This is how we should improve the maintenance of Government assets.
By Cris Magoba
In public procurement, there is a concept called life-cycle costing, or LCC. This concept, in brief, refers to the costs associated with obtaining, owning, and disposing of a product. In other words, when you purchase a product, you always pay a price. The cost price, however, is just one of the cost elements in the whole process of purchasing, owning and disposing a product after it has served its purpose. LCC, therefore, is about all the costs that will be incurred during the lifetime of the product you purchase.
This concept is as important to an individual as it is to government. In fact, in many cases, it is more important to government because, the resources used to acquire property belong to the taxpayer. That is why, for quite some time, there has been a lot of hue and cry about abandoned and disused government assets, notably motor vehicles.
The Public Procurement and Disposal of Public Assets Authority (PPDA), is always inundated with questions as to why we are not ‘selling’ derelict government vehicles strewn over yards of different government ministries, departments and agencies plus local governments. These are legitimate concerns of citizens, one should say but, probably, not accurately directed to the responsible offices.

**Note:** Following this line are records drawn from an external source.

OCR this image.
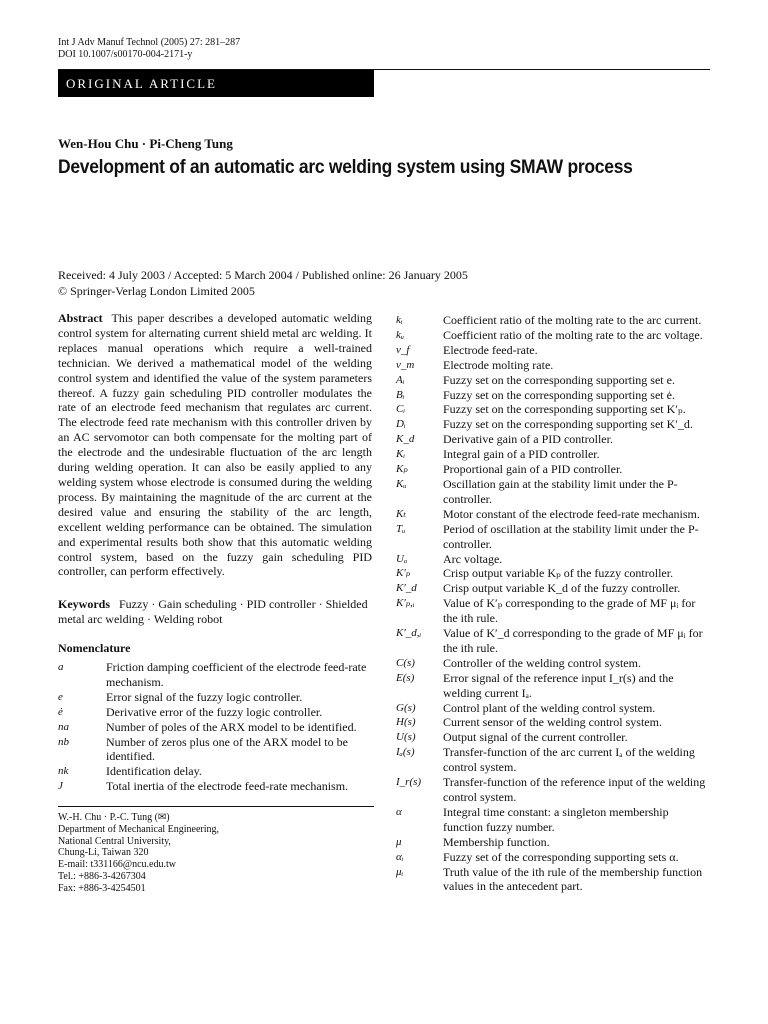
Int J Adv Manuf Technol (2005) 27: 281–287
DOI 10.1007/s00170-004-2171-y
ORIGINAL ARTICLE
Wen-Hou Chu · Pi-Cheng Tung
Development of an automatic arc welding system using SMAW process
Received: 4 July 2003 / Accepted: 5 March 2004 / Published online: 26 January 2005
© Springer-Verlag London Limited 2005
Abstract This paper describes a developed automatic welding control system for alternating current shield metal arc welding. It replaces manual operations which require a well-trained technician. We derived a mathematical model of the welding control system and identified the value of the system parameters thereof. A fuzzy gain scheduling PID controller modulates the rate of an electrode feed mechanism that regulates arc current. The electrode feed rate mechanism with this controller driven by an AC servomotor can both compensate for the molting part of the electrode and the undesirable fluctuation of the arc length during welding operation. It can also be easily applied to any welding system whose electrode is consumed during the welding process. By maintaining the magnitude of the arc current at the desired value and ensuring the stability of the arc length, excellent welding performance can be obtained. The simulation and experimental results both show that this automatic welding control system, based on the fuzzy gain scheduling PID controller, can perform effectively.
Keywords Fuzzy · Gain scheduling · PID controller · Shielded metal arc welding · Welding robot
Nomenclature
a	Friction damping coefficient of the electrode feed-rate mechanism.
e	Error signal of the fuzzy logic controller.
ė	Derivative error of the fuzzy logic controller.
na	Number of poles of the ARX model to be identified.
nb	Number of zeros plus one of the ARX model to be identified.
nk	Identification delay.
J	Total inertia of the electrode feed-rate mechanism.
W.-H. Chu · P.-C. Tung (✉)
Department of Mechanical Engineering,
National Central University,
Chung-Li, Taiwan 320
E-mail: t331166@ncu.edu.tw
Tel.: +886-3-4267304
Fax: +886-3-4254501
kᵢ	Coefficient ratio of the molting rate to the arc current.
kᵤ	Coefficient ratio of the molting rate to the arc voltage.
v_f	Electrode feed-rate.
v_m	Electrode molting rate.
Aᵢ	Fuzzy set on the corresponding supporting set e.
Bᵢ	Fuzzy set on the corresponding supporting set ė.
Cᵢ	Fuzzy set on the corresponding supporting set K′ₚ.
Dᵢ	Fuzzy set on the corresponding supporting set K′_d.
K_d	Derivative gain of a PID controller.
Kᵢ	Integral gain of a PID controller.
Kₚ	Proportional gain of a PID controller.
Kᵤ	Oscillation gain at the stability limit under the P-controller.
Kₜ	Motor constant of the electrode feed-rate mechanism.
Tᵤ	Period of oscillation at the stability limit under the P-controller.
Uₐ	Arc voltage.
K′ₚ	Crisp output variable Kₚ of the fuzzy controller.
K′_d	Crisp output variable K_d of the fuzzy controller.
K′ₚ,ᵢ	Value of K′ₚ corresponding to the grade of MF μᵢ for the ith rule.
K′_d,ᵢ	Value of K′_d corresponding to the grade of MF μᵢ for the ith rule.
C(s)	Controller of the welding control system.
E(s)	Error signal of the reference input I_r(s) and the welding current Iₐ.
G(s)	Control plant of the welding control system.
H(s)	Current sensor of the welding control system.
U(s)	Output signal of the current controller.
Iₐ(s)	Transfer-function of the arc current Iₐ of the welding control system.
I_r(s)	Transfer-function of the reference input of the welding control system.
α	Integral time constant: a singleton membership function fuzzy number.
μ	Membership function.
αᵢ	Fuzzy set of the corresponding supporting sets α.
μᵢ	Truth value of the ith rule of the membership function values in the antecedent part.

Before we delve into the details of the LCC and the disposals processes, we may want to first put the record straight. Public procurement and disposal are a decentralized function in government. The accounting officers of different ministries, departments and agencies, plus cities, municipalities, districts and town councils are responsible for the acquisition and, ultimately, disposal of all property in their jurisdiction. True, the PPDA is responsible for advisory services, procurement audits and compliance checks. But that is how far it can go. The law recognizes the accounting officers, as the ultimate custodians of government assets under their respective dockets.
In addition to the accounting officers, who are technical persons, there are other stakeholders who should be interested in the acquisition, utilization and disposal of public assets. These include persons who the play the oversight role, say, the district Councillors and other elected leaders. There are also members of the boards of directors and other committees that supervise the different government entities. These are the eyes and ears of the ordinary citizen in respect of assets of government.
In a session of, say, a district or a city council, why would the Councillors spend all the time discussing everything else but somehow forget to discuss the assets rotting away in their yards?
With regard to aforementioned concept of LCC, the life span of most assets procured by government is actually known. In the case of vehicles, at a certain mileage or number of years on the road, a vehicle is supposed to be disposed of. And even if the mileage is not necessarily the major consideration, if a vehicle is no longer roadworthy, the responsible government entity ought to plan for its disposal.
What does the law say about an asset that is past its best and no longer required by government? Section 87 of the PPDA Act 2003, as amended, provides for methods of disposal of government assets.
According to the PPDA Act, public assets may be disposed of by public auction, sale to public officers, destruction of the assets, conversion or classification of assets into another form for disposal by sale, transfer to another procuring and disposing entity or donation. Other methods are public bidding, direct negotiations, trade-in and electronic auctioning.
It should further be noted that Section 96 of the PPDA Act, requires the minister, in consultation with the PPDA, to issue regulations for the efficiency of the procurement and disposal function in the country. Accordingly regulations for the disposal of public assets were duly issued under statutory instruments No. 13 of 2014.
Under this instrument, the role of the accounting officer stands out clearly. The regulations provide that for “purposes of disposal planning, an accounting officer shall, in each financial year, cause the public assets of a procuring and disposing entity to be reviewed, to identify the public assets to be disposed of in the following financial year”.
And the same regulations delineate the circumstances under which a particular disposal method should be applicable.
Citizens have every justification to sound us out if, and when, they detect the mismanagement of public assets. And it is not just the PPDA, but rather the accounting officer and other stakeholders in a given entity who have a duty to listen to the citizens on matters of assets that are no longer in use. The PPDA has, and will continue to perform, the advisory and regulatory function to help entities deliver on these responsibilities.